Under current IFRS, most crypto assets are accounted for as intangible assets under IAS 38 or as inventory under IAS 2 for entities that hold them for sale in the ordinary course of business. The IAS 38 revaluation model is available where an active market exists, but gains flow through other comprehensive income rather than profit or loss. The IASB is working on a dedicated crypto assets standard.
The FASB ASC 350-60 update replaced the indefinite-lived intangible asset model with a fair value through earnings approach. Entities now recognise changes in crypto asset fair values, both gains and losses, in net income each period. The update also introduced specific tabular disclosure requirements, including a reconciliation of crypto asset activity and disclosure of any restrictions on sale.
Under IFRS, unrealised gains on crypto assets held as intangible assets flow through other comprehensive income under the revaluation model, and impairment is recognised immediately. Under ASC 350-60 in US GAAP, all fair value changes go through profit or loss each period, creating a fundamental difference in income statement presentation. Groups preparing both sets of accounts need to reconcile this difference clearly.
Malta applies IFRS for the financial statements of listed entities and many regulated financial services firms, including licensed crypto-asset service providers. Smaller entities may use Maltese GAPSE, but firms operating in the crypto-asset space under MiCA licensing will generally be subject to IFRS requirements, making IFRS crypto assets guidance directly relevant.
A firm with both an IFRS-reporting Maltese entity and a US GAAP parent will carry the same crypto assets at different values in each set of financial statements. The IFRS entity may show cost or a revalued amount with gains in OCI, while the US parent shows fair value with changes in earnings. This creates a reconciling difference that must be documented, explained to auditors, and managed consistently across reporting periods.
Firms should maintain complete, timestamped transaction records for all crypto-asset activity, including user due diligence documentation supporting tax residency determinations. These records need to reconcile to the figures used in financial statements and tax returns. Automated sub-ledger systems that capture this data at source reduce the risk of gaps or inconsistencies emerging during regulatory exchanges or audits.

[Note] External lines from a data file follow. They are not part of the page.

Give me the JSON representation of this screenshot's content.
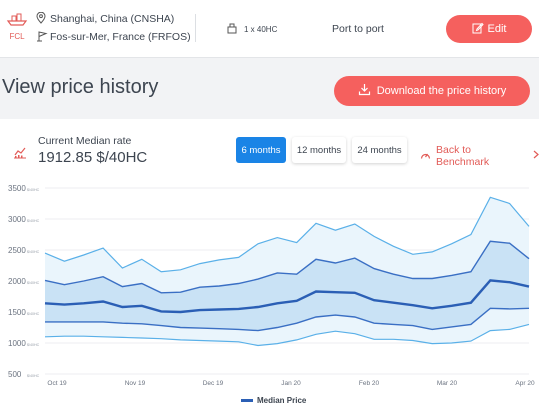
{
  "header": {
    "mode_label": "FCL",
    "origin": "Shanghai, China (CNSHA)",
    "destination": "Fos-sur-Mer, France (FRFOS)",
    "container": "1 x 40HC",
    "service": "Port to port",
    "edit_label": "Edit"
  },
  "page": {
    "title": "View price history",
    "download_label": "Download the price history"
  },
  "rate": {
    "label": "Current Median rate",
    "value": "1912.85 $/40HC"
  },
  "tabs": [
    {
      "label": "6 months",
      "active": true
    },
    {
      "label": "12 months",
      "active": false
    },
    {
      "label": "24 months",
      "active": false
    }
  ],
  "benchmark_label": "Back to Benchmark",
  "colors": {
    "accent": "#f5605e",
    "tab_active": "#1a84e6",
    "median": "#2b5fb5",
    "band": "#c9e2f5",
    "outer": "#5ab0e8"
  },
  "chart_data": {
    "type": "line",
    "yunit": "$/40HC",
    "ylim": [
      500,
      3500
    ],
    "yticks": [
      500,
      1000,
      1500,
      2000,
      2500,
      3000,
      3500
    ],
    "ytick_labels": [
      "500",
      "1000",
      "1500",
      "2000",
      "2500",
      "3000",
      "3500"
    ],
    "xtick_labels": [
      "Oct 19",
      "Nov 19",
      "Dec 19",
      "Jan 20",
      "Feb 20",
      "Mar 20",
      "Apr 20"
    ],
    "legend": "Median Price",
    "series": {
      "upper_outer": [
        2450,
        2320,
        2420,
        2530,
        2210,
        2350,
        2150,
        2180,
        2280,
        2340,
        2380,
        2600,
        2700,
        2620,
        2930,
        2820,
        2920,
        2720,
        2560,
        2430,
        2470,
        2600,
        2750,
        3350,
        3250,
        2880
      ],
      "upper_inner": [
        2010,
        1940,
        2000,
        2070,
        1910,
        1960,
        1810,
        1820,
        1900,
        1920,
        1960,
        2030,
        2130,
        2110,
        2350,
        2290,
        2370,
        2200,
        2110,
        2040,
        2040,
        2090,
        2150,
        2640,
        2610,
        2360
      ],
      "median": [
        1640,
        1620,
        1640,
        1670,
        1580,
        1600,
        1510,
        1500,
        1530,
        1540,
        1550,
        1580,
        1640,
        1680,
        1830,
        1820,
        1810,
        1690,
        1650,
        1610,
        1560,
        1600,
        1650,
        2010,
        1980,
        1910
      ],
      "lower_inner": [
        1340,
        1340,
        1340,
        1340,
        1320,
        1310,
        1280,
        1250,
        1240,
        1230,
        1220,
        1200,
        1250,
        1320,
        1420,
        1450,
        1420,
        1320,
        1300,
        1280,
        1220,
        1260,
        1300,
        1560,
        1550,
        1560
      ],
      "lower_outer": [
        1100,
        1110,
        1110,
        1100,
        1090,
        1080,
        1070,
        1050,
        1040,
        1030,
        1020,
        960,
        990,
        1050,
        1140,
        1190,
        1150,
        1060,
        1060,
        1040,
        990,
        1000,
        1030,
        1200,
        1220,
        1300
      ]
    }
  }
}
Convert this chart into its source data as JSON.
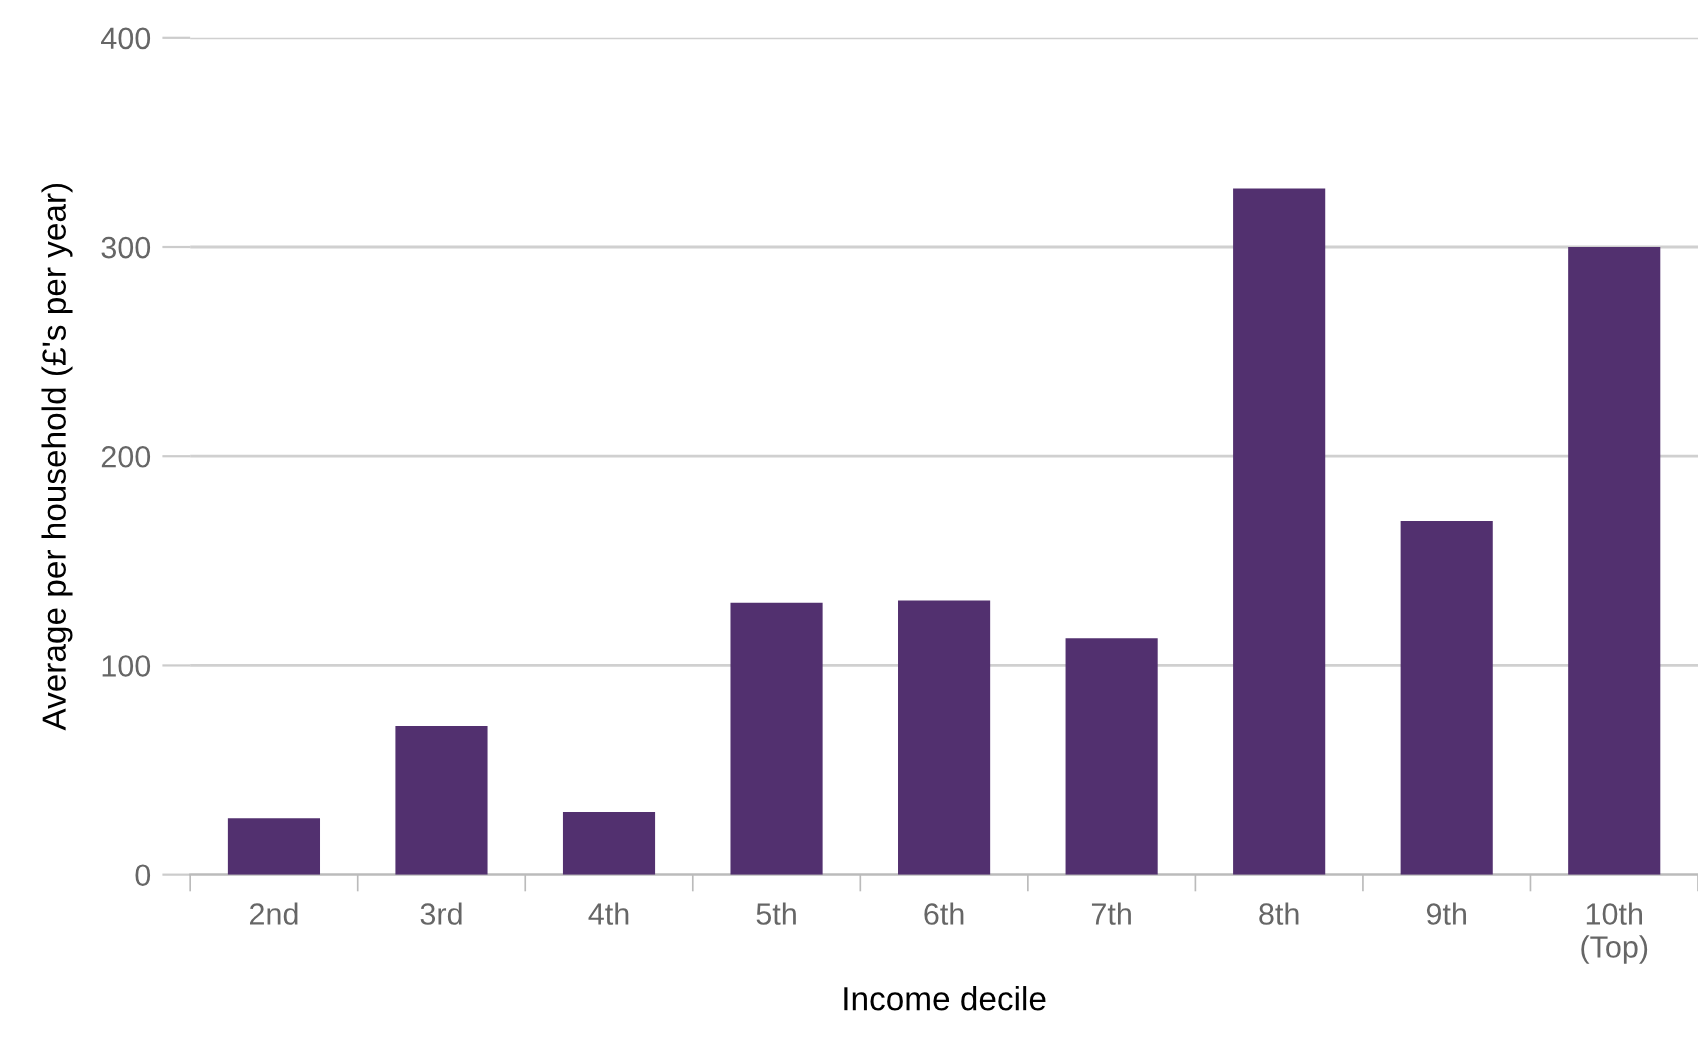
{
  "chart_data": {
    "type": "bar",
    "xlabel": "Income decile",
    "ylabel": "Average per household (£'s per year)",
    "categories": [
      "2nd",
      "3rd",
      "4th",
      "5th",
      "6th",
      "7th",
      "8th",
      "9th",
      "10th\n(Top)"
    ],
    "values": [
      27,
      71,
      30,
      130,
      131,
      113,
      328,
      169,
      300
    ],
    "color": "#52306f",
    "ylim": [
      0,
      400
    ],
    "yticks": [
      0,
      100,
      200,
      300,
      400
    ],
    "grid": "y"
  }
}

The DAC8 directive covers a range of reportable transactions and the treatment of staking rewards depends on how they are classified under the implementing rules in each member state. In Malta, as in other EU jurisdictions, firms should seek specific guidance on how staking income is characterised and ensure their reporting systems can capture and classify it consistently across both tax reporting and financial statement preparation.
The most effective preparation combines three elements: clean transaction data captured at source from all exchanges and wallets, a sub-ledger capable of supporting multiple accounting frameworks simultaneously, and a documented compliance workflow that links transaction-level data to both regulatory filings and financial statement disclosures. Firms that establish these systems prospectively rather than reconstructing data at year end are significantly better placed under both DAC8 reporting and audit scrutiny.